Un réseau de panneaux solaires mis en place dans l’espace pourrait en théorie fournir une énergie propre, renouvelable et abordable au monde entier. L’idée implique toutefois de nombreux défis technologiques, tant pour la collecte d’énergie solaire que pour la transmission de cette dernière vers la Terre. Une équipe de l’Institut de technologie de Californie (Caltech) vient d’envoyer un prototype de panneau solaire spatial en orbite, pour tester différentes technologies.
Face à la flambée des prix de l’énergie, mais aussi pour préserver notre planète, une exploitation accrue des énergies renouvelables semble aujourd’hui incontournable. Bien que les panneaux photovoltaïques bénéficient des progrès technologiques et deviennent de plus en plus performants, ils se heurtent tous à la même problématique : ils ne fonctionnent qu’en présence du Soleil — donc pas la nuit, ni en cas de mauvais temps — et ne peuvent fournir de l’énergie en continu.

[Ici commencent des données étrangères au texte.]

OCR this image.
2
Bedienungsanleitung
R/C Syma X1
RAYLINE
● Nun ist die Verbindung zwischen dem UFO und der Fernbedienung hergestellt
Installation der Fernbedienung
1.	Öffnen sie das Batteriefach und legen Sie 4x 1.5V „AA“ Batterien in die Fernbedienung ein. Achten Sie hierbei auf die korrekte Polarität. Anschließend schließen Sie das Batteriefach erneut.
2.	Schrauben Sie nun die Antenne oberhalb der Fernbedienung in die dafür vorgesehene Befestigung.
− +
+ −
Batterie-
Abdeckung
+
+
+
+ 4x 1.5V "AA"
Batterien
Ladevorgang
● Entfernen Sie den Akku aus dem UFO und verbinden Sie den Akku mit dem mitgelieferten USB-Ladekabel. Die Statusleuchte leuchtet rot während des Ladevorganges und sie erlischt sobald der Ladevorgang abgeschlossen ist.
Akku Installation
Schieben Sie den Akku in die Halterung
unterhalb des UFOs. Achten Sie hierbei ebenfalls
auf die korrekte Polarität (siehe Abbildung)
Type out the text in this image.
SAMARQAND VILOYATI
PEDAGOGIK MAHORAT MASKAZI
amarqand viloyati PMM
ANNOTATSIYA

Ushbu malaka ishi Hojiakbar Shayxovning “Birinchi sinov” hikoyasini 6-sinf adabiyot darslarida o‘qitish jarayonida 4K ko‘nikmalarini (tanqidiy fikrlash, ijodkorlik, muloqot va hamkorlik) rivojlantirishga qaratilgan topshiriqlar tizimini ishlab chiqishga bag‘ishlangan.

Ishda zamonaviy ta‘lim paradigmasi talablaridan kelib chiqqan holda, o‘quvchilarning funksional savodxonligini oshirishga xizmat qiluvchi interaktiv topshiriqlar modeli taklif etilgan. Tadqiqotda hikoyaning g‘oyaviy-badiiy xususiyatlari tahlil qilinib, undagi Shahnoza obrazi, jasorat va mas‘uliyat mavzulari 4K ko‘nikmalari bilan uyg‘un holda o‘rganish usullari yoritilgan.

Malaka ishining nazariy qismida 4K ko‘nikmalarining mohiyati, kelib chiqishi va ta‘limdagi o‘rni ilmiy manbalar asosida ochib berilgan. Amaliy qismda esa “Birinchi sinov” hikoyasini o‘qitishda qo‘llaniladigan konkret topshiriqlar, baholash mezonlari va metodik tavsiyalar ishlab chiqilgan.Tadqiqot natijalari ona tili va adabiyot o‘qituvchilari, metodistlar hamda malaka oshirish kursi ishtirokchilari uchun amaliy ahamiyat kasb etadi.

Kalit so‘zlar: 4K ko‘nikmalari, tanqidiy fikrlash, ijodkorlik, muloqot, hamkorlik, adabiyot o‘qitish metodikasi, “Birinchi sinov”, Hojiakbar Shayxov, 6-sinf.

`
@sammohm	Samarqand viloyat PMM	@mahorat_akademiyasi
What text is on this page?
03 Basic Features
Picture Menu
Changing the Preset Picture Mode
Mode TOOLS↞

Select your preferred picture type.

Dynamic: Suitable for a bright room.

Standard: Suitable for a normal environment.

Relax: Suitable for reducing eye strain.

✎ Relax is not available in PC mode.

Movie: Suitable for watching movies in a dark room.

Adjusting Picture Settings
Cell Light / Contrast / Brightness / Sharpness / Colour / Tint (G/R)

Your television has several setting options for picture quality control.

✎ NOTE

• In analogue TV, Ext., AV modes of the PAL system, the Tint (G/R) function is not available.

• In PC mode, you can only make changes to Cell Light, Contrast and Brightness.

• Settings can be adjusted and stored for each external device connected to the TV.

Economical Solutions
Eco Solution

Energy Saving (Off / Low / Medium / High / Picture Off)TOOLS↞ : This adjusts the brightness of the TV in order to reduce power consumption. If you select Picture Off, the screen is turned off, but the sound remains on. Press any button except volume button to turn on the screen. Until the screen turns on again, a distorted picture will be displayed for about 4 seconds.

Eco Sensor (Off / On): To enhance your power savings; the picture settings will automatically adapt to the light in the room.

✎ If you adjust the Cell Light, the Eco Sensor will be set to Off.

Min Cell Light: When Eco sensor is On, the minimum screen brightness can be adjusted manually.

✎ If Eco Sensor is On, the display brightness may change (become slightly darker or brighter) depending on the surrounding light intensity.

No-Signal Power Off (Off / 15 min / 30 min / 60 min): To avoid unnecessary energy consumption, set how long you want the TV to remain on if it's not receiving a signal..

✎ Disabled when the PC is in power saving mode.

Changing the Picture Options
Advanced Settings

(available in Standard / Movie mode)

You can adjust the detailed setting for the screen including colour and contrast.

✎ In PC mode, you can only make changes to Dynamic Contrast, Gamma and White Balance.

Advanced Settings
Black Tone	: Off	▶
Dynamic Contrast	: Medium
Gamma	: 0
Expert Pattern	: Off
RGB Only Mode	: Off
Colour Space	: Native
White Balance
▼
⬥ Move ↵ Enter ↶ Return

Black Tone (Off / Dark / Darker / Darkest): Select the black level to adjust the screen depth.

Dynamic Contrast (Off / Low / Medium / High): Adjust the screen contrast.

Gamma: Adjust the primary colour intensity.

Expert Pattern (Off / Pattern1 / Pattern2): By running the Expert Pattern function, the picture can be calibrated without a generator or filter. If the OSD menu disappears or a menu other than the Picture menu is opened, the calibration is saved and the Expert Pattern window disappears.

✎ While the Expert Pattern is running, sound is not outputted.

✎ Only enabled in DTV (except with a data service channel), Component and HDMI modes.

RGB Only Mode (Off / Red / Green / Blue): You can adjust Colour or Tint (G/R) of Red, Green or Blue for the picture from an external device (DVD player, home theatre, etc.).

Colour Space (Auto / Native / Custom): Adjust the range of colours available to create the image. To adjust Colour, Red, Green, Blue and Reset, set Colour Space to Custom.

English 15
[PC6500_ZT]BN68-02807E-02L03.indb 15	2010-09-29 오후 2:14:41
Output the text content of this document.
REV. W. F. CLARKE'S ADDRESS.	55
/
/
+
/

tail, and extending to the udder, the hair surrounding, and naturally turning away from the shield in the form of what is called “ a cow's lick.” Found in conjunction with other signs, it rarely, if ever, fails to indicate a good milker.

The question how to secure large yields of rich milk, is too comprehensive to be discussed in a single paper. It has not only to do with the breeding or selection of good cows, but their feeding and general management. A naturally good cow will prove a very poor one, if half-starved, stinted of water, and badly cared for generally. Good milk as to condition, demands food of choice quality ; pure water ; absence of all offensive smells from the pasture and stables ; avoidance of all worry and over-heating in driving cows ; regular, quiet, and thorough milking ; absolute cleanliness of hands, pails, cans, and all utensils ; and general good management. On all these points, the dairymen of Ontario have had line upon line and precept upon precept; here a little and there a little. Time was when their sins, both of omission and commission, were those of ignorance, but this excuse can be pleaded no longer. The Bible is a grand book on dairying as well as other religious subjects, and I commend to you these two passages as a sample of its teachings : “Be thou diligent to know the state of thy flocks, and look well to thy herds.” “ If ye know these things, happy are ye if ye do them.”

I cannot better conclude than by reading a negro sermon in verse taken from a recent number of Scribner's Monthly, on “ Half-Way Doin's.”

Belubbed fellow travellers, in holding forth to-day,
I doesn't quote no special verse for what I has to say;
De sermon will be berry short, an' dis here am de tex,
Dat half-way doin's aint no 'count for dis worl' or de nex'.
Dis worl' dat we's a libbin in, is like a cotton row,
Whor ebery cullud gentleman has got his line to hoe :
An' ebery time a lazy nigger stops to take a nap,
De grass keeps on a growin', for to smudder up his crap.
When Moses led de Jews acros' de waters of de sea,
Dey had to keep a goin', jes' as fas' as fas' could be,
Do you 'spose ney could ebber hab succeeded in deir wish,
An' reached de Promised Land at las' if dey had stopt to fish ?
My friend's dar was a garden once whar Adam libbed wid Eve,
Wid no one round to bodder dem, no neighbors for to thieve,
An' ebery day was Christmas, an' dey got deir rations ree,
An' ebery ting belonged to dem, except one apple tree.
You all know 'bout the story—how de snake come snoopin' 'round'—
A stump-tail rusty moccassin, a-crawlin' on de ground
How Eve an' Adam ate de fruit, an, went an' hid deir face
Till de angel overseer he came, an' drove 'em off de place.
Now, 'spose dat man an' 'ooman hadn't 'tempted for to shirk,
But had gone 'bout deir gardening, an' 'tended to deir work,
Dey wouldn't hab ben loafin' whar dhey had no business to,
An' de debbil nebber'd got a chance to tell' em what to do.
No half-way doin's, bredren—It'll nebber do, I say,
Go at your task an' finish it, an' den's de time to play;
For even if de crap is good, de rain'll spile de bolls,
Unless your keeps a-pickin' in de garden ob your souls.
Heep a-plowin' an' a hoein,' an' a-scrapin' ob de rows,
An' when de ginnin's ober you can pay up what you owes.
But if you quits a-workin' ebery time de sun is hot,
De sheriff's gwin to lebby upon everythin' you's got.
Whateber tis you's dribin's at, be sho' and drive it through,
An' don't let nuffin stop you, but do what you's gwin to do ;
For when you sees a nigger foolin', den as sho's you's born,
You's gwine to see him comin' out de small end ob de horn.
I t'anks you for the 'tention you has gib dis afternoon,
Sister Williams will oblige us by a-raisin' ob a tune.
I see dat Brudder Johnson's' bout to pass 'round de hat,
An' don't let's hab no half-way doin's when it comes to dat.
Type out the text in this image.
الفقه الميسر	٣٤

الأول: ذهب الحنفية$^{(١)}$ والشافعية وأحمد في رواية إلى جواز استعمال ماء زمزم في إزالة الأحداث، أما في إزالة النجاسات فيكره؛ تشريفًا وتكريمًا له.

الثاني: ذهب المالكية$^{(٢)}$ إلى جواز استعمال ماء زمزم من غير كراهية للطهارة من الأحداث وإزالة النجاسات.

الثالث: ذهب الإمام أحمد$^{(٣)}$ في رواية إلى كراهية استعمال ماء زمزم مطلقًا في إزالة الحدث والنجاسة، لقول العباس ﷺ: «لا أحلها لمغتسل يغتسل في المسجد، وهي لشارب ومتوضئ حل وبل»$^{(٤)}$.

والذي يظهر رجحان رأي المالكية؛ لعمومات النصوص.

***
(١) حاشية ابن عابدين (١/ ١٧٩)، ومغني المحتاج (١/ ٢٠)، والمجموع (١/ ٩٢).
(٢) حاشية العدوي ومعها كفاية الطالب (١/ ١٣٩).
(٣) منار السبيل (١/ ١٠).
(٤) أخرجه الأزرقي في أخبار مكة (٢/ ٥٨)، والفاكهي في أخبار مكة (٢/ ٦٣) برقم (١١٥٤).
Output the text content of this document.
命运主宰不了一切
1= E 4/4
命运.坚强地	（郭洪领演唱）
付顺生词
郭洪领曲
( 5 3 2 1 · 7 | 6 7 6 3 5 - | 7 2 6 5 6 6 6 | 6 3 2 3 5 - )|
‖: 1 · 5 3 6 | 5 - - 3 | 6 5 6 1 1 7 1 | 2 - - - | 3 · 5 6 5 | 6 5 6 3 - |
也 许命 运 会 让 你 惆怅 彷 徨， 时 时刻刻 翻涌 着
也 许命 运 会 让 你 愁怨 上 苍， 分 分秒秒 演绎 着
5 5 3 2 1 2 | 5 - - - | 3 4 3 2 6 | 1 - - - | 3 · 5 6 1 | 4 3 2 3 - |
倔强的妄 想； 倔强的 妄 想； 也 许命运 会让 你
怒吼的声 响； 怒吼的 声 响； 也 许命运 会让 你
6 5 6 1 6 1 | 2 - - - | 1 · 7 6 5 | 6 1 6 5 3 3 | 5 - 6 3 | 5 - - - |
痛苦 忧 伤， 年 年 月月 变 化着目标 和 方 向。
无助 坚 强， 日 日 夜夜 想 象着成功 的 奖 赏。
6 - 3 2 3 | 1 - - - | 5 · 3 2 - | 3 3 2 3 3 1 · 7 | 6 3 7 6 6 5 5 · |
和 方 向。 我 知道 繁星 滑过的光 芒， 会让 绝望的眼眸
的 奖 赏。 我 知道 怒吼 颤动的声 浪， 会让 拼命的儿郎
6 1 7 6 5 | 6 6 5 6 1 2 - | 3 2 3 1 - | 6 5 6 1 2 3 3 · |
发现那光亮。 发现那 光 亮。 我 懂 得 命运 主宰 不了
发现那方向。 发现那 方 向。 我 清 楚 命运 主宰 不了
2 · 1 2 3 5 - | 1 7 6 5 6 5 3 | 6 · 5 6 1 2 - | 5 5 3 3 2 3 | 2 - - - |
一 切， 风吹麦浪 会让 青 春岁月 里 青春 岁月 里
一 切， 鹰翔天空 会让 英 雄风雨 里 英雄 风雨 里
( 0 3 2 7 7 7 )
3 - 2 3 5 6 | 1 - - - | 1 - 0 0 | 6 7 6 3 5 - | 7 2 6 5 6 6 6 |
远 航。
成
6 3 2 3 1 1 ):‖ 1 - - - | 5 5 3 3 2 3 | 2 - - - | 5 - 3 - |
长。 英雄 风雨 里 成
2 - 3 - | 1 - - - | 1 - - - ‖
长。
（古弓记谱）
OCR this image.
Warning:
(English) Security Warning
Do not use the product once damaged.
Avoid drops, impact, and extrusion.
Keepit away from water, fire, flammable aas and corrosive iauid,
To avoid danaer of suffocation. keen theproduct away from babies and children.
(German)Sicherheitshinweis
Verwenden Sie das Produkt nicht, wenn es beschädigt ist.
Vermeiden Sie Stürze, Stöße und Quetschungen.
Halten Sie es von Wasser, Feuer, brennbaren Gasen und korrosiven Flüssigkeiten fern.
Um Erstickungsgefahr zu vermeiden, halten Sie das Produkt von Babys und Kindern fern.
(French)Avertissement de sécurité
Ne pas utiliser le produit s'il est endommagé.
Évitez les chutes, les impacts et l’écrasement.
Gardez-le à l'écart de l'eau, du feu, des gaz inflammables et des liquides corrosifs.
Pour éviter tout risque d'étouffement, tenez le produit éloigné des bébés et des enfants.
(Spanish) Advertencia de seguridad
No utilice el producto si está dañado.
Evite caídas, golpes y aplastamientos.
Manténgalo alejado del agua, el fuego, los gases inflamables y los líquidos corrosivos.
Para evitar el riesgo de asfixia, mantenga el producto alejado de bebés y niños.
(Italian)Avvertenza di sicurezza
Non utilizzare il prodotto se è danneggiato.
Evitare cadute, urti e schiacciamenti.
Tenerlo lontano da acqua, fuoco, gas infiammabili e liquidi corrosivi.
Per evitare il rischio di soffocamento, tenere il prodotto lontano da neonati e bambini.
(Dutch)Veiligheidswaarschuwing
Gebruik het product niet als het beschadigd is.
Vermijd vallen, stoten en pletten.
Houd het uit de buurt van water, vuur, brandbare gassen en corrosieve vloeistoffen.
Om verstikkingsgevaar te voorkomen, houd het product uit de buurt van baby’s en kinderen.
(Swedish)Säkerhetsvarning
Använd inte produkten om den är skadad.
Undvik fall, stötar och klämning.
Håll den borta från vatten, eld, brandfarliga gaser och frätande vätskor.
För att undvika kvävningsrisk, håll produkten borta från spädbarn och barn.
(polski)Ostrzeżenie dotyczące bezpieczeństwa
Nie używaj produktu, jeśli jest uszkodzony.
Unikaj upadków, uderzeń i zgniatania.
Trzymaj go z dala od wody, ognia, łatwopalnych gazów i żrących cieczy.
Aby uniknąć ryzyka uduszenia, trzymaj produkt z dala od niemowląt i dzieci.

Pour contourner ce problème et faire en sorte que les panneaux solaires fonctionnent 24h/24, la solution est évidente : il faut les placer bien au-delà de la couverture nuageuse, dans l’espace, là où la lumière solaire les frapperait sans rencontrer aucun obstacle. Le concept reste toutefois à étudier, tant pour évaluer le coût de la mise en orbite des panneaux que pour trouver le moyen d’acheminer efficacement l’énergie produite vers la Terre. Afin de tester la faisabilité du projet, des chercheurs du California Institute of Technology viennent d’expédier en orbite un prototype de module d’énergie solaire spatial, le Space Solar Power Demonstrator (SSPD).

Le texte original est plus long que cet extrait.